Dr. Münsterberg leaned forward. “What was his explanation?” he asked. “What did he say had caused this?”
“All I could ever get out of him was that he suddenly felt that night that if he slept a little on the book he would know the lesson. And he did.
“After that he slept on all his lessons, and he knew them all perfectly. He began to hop grades like he was skipping rope.”
“His memory of these lessons, did it persist?” Dr. Münsterberg asked.
“Never forgot any of them. Even to this day he remembers them.”
“Very interesting. And you recall no peculiar circumstances or accidents at his birth, or in his youth, before this?”
“Not a thing, except milk on the breasts.”
“Milk on the breasts?”
“Cried for a month after he was born. Nobody knew what the trouble was. Then old Patsy Cayce—black woman at my father’s house, used to be a slave—she came over and asked my wife for a needle. ‘Boil it up first,’ she said. Then she took it and pricked a little hole in the nipple of each breast, and dogged if milk didn’t come from them. After that the baby never cried much at all.”
“I have heard of that,” Dr. Münsterberg said, “in my medical studies.”
“Are you a medical doctor as well as a Ph.D.?” Dr. Ketchum asked. He was a smiling, quick-moving, bright-eyed man, in his middle thirties.
“Oh, yes,” Dr. Münsterberg said, “I have a medical degree. I studied both at Leipzig and Heidelberg.”
“Then I may tell you of some of my cases?” Dr. Ketchum said.
“I am most interes
ted to know what school of medicine he endorses,” Dr. Münsterberg said. “For the Dietrich child he prescribed osteopathy.”
“He uses all schools,” Dr. Ketchum said, “and often for the same case. He sometimes gives osteopathy along with electrical treatments, massage, diet, and compounds to be taken internally.
“He sometimes calls for herbs that are hard to get or for a medicine we haven’t heard about. Sometimes it’s just come on the market, sometimes it’s been off the market for a while.”
“Always he seems to know everything,” Dr. Münsterberg said. “You would say that he was . . . quoting from a universal mind, perhaps?”

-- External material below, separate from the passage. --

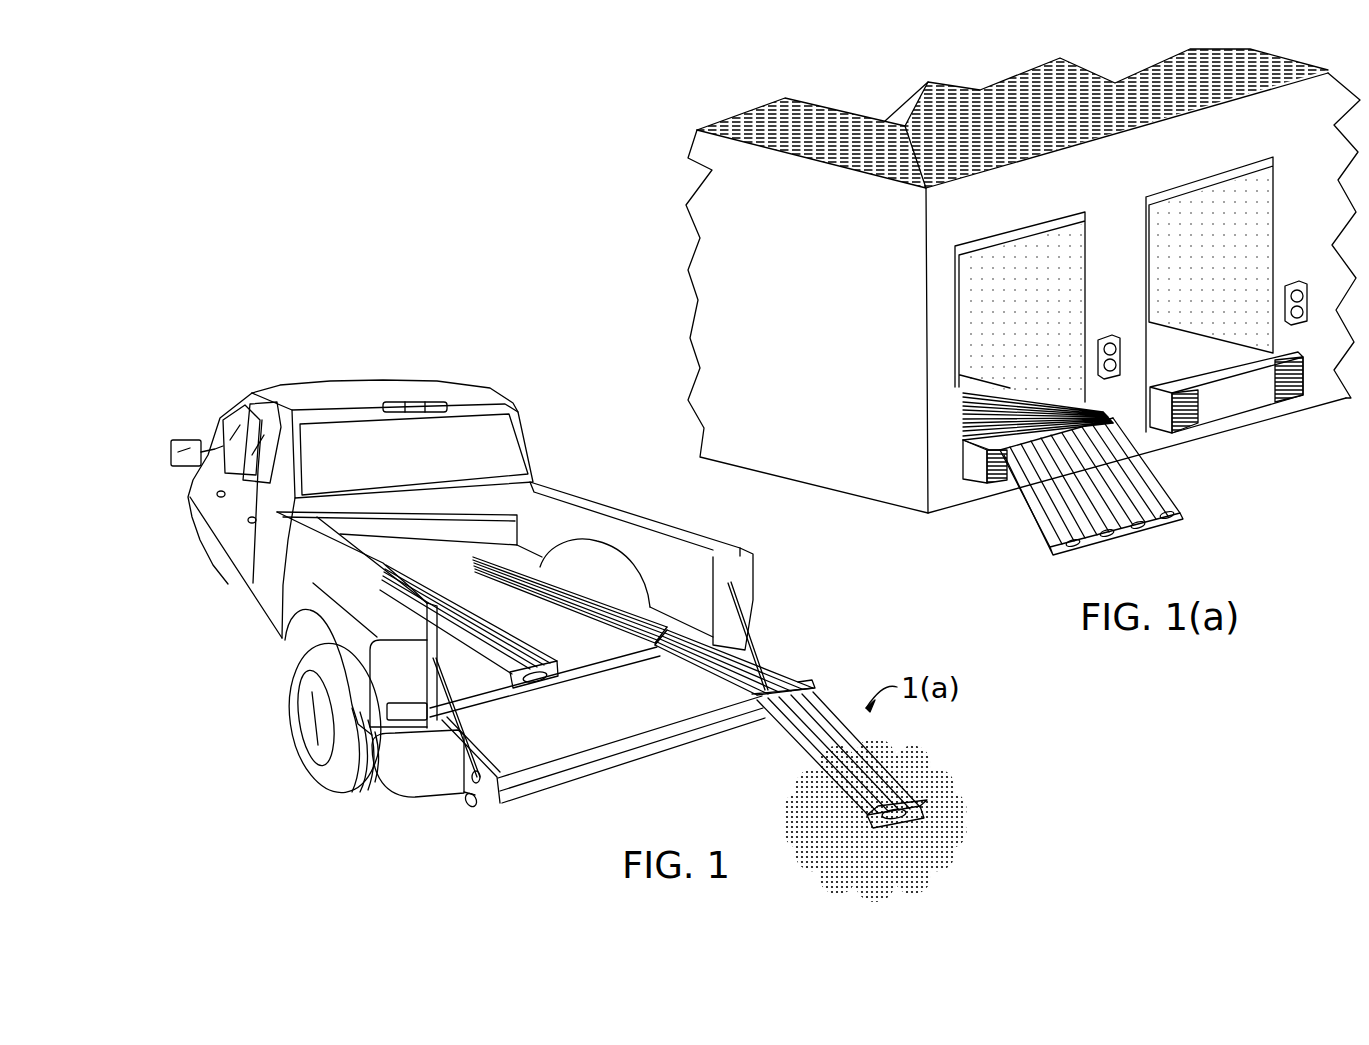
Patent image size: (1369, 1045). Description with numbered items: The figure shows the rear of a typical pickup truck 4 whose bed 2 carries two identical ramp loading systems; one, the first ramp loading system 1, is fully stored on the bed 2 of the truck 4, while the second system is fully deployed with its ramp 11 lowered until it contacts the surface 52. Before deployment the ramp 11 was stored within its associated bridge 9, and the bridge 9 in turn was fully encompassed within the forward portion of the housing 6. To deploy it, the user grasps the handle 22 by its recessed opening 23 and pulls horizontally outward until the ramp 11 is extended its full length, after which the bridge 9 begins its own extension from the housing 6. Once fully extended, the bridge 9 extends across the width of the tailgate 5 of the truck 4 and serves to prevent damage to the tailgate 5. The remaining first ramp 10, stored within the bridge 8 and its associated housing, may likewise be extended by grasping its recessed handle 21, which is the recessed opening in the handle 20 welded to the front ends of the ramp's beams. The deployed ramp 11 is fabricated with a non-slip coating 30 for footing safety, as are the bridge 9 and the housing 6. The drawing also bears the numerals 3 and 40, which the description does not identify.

Dr. Ketchum nodded sagely. “I have often thought so,” he said. “In one of the earliest readings I conducted a preparation was given called ‘Oil of Smoke.’ I had never heard of it, nor had any of our local druggists. It was not listed in the pharmaceutical catalogues. We took another reading and asked where it could be found. The name of a drugstore in Louisville was given. I wired there, asking for the preparation. The manager wired back saying he did not have it and had never heard of it.”
“This was given for what?” Dr. Münsterberg asked.
“For a boy with a very obstinate leg sore,” Dr. Ketchum said.
“We took a third reading. This time a shelf in the back of the Louisville drugstore was named. There, behind another preparation—which was named—would be found a bottle of ‘Oil of Smoke,’ so the reading said. I wired the information to the manager of the Louisville store. He wired me back, ‘Found it.’ The bottle arrived in a few days. It was old. The label was faded. The company which put it up had gone out of business. But it was just what he said it was, ‘Oil of Smoke.’”
“Very interesting,” Dr. Münsterberg said. “Very interesting.”
Leslie Cayce cleared his throat and spat again into the cuspidor.
“I remember a case,” he said, “when the boy was in Bowling Green . . .”
—
The young man sat at the kitchen table of the Cayce home on West Seventh Street, looking miserable, staring into the cup of coffee set before him. His mother, a gray-haired woman with a tired, pretty face, sat opposite him, looking at his downcast head and bent shoulders.